01.06.2016
Heidrun Schumacher
Erschienen in: Offene Worte (Virtuelle AG Offene Worte, Eberswalde, Brandenburg)

Wenn es die eigenen Söhne wären ...

Was Ibrahim und Yamen für die Integration von Flüchtlingen tun

Ibrahim und Yamen in der Englischstunde der Urania e.V.
Barnim/Bernau

Vor etwa 6 Monaten zogen die ersten Flüchtlinge im Bernauer Flüchtlingsheim Lanker Straße ein. In wenigen Plastiktüten führten sie ihre Habseligkeiten mit sich. Seitdem haben die Bernauerinnen und Bernauer die Möglichkeit, hier mit ihnen in Kontakt zu kommen, sie und ihr Land sowie die aktuelle Situation dort durch Gespräche kennenzulernen.
Seit der Ankunft der Flüchtlinge bemüht sich zum Beispiel Emmeline Schultheiß mit extrem hohem Einsatz um deren Integration. Sie arbeitet mit ihnen die unzähligen Seiten der auszufüllenden Unterlagen durch, erledigt gemeinsam mit ihnen Behördengänge, begleitet sie zum Arzt, zur Tafel, zum Jobcenter usw. Dabei unterstützt sie intensiv der syrische Englischlehrer Ibrahim Sharf Aldeen, der selbst aus Syrien fliehen musste und ins Arabische übersetzt.

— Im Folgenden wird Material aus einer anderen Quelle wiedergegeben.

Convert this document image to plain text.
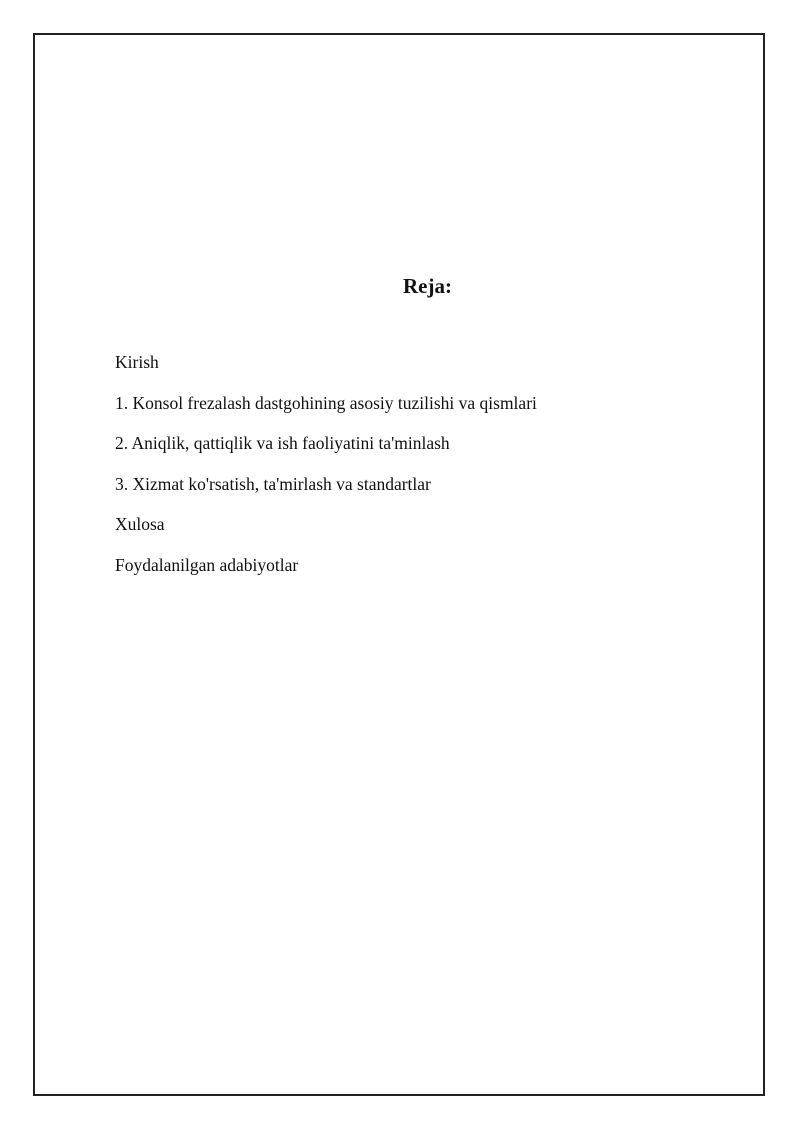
Reja:
Kirish
1. Konsol frezalash dastgohining asosiy tuzilishi va qismlari
2. Aniqlik, qattiqlik va ish faoliyatini ta'minlash
3. Xizmat ko'rsatish, ta'mirlash va standartlar
Xulosa
Foydalanilgan adabiyotlar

Um den Flüchtlingen, die fernab ihrer vertrauten Heimat und Kultur zu zweit oder mehr Personen in einem etwa 12 Quadratmeter großen Raum wohnen, ein wenig Ablenkung und Freude zu geben, unternahmen Ehrenamtliche bereits verschiedene Ausflüge mit den Flüchtlingen.

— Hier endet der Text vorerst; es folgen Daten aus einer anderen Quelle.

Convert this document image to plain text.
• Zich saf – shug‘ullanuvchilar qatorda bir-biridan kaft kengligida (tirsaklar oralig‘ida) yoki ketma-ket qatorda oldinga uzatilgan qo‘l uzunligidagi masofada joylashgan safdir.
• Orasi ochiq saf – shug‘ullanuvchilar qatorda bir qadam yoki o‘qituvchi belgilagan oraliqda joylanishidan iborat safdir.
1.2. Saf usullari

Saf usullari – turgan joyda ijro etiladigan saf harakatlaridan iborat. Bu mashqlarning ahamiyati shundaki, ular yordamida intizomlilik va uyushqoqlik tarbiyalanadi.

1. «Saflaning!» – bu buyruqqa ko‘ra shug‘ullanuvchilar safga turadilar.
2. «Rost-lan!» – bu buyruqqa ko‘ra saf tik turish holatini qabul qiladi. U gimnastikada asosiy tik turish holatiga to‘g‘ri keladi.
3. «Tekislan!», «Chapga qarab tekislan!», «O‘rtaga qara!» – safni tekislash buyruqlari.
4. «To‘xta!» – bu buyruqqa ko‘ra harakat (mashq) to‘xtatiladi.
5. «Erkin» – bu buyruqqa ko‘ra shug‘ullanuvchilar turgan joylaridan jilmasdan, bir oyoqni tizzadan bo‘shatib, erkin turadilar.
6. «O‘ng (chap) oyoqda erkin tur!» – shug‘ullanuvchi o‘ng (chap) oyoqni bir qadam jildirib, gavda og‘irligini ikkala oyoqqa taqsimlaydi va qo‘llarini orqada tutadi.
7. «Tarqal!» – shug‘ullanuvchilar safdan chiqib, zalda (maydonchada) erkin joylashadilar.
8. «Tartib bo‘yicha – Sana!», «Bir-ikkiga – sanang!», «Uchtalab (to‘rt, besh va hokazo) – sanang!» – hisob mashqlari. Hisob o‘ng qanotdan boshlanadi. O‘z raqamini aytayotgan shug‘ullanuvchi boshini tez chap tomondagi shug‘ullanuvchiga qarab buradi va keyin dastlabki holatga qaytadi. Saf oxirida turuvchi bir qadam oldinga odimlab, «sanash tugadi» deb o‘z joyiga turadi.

Das war zum einen der Besuch des Circus Busch in Berlin, an dem die Syrer sehr viel Freude hatten. Ein anderes Mal stand der Besuch des Agrarmuseums im Wandlitzer Barnim Panorama auf der Tagesordnung. Viele ältere landwirtschaftliche Geräte waren den Syrern aus ihrer Heimat gut bekannt.
Zum 1. Kunsthandwerkermarkt in Bernau und einer Führung mit Margit Streblow durch den historischen Kern der Stadt fanden sich etliche junge Männer, inzwischen durch ihre Fahrräder mobiler geworden, ein. Übrigens haben sie sich die Räder selbst aus fast schrottreifen gespendeten Rädern zusammen gebaut. Auf dem Gang durch die Altstadt interessierten sie sich sehr für die Geschichte Bernaus.

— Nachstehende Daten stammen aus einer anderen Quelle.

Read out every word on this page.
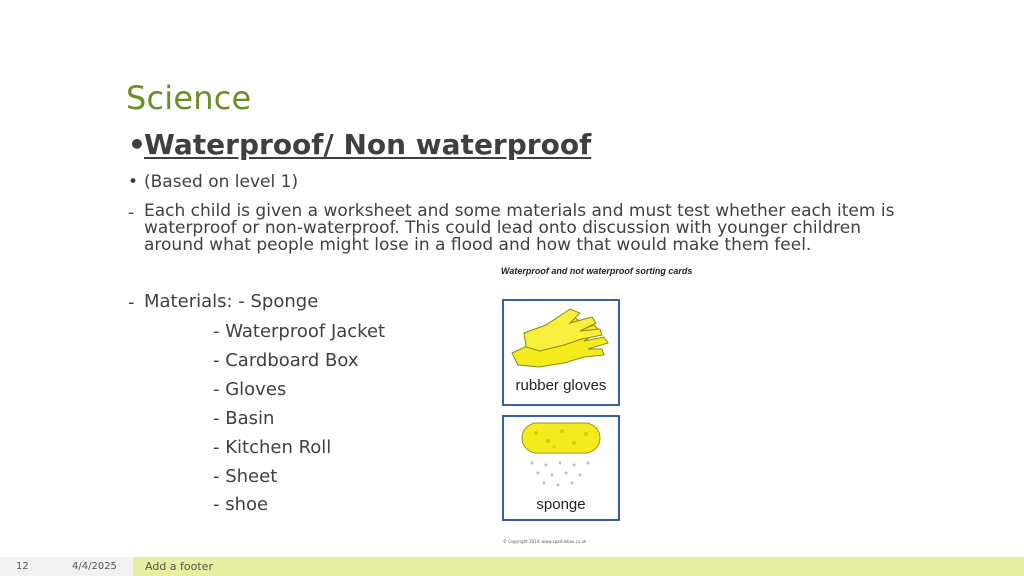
Science
•Waterproof/ Non waterproof
• (Based on level 1)
- Each child is given a worksheet and some materials and must test whether each item is
waterproof or non-waterproof. This could lead onto discussion with younger children
around what people might lose in a flood and how that would make them feel.
- Materials: - Sponge
- Waterproof Jacket
- Cardboard Box
- Gloves
- Basin
- Kitchen Roll
- Sheet
- shoe
Waterproof and not waterproof sorting cards
rubber gloves
sponge
© Copyright 2010. www.sparklebox.co.uk
12	4/4/2025	Add a footer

Eine besonders nette Geste zeigte eine Seifenhändlerin auf dem Kunsthandwerkermarkt. Sie fragte: „Wie viele Flüchtlinge sind das denn, die Sie mitgebracht haben?“ „Sieben“, war die Antwort. Und dann schenkte sie kurzerhand jedem der sieben ein Stück Seife. Als sich alle herzlichst bedankten, meinte sie: „Das mache ich sehr gerne. Man braucht sich doch nur vorzustellen, es wären die eigenen Söhne.“ – Eine wunderschöne Geste.
Mohamed hatte an diesem Tag Geburtstag. Wegen des schlechten Wetters kehrten alle in der Dönerstube in der Berliner Straße ein. Bei einem Glas Tee, ein paar Giottos und fröhlichen Gesprächen wurde der Geburtstag gefeiert. Und als dann das bekannte Geburtstagslied „HappyBirthday“ auf Englisch, Deutsch und Arabisch gesungen wurde, fühlte man sich als eine Gemeinschaft.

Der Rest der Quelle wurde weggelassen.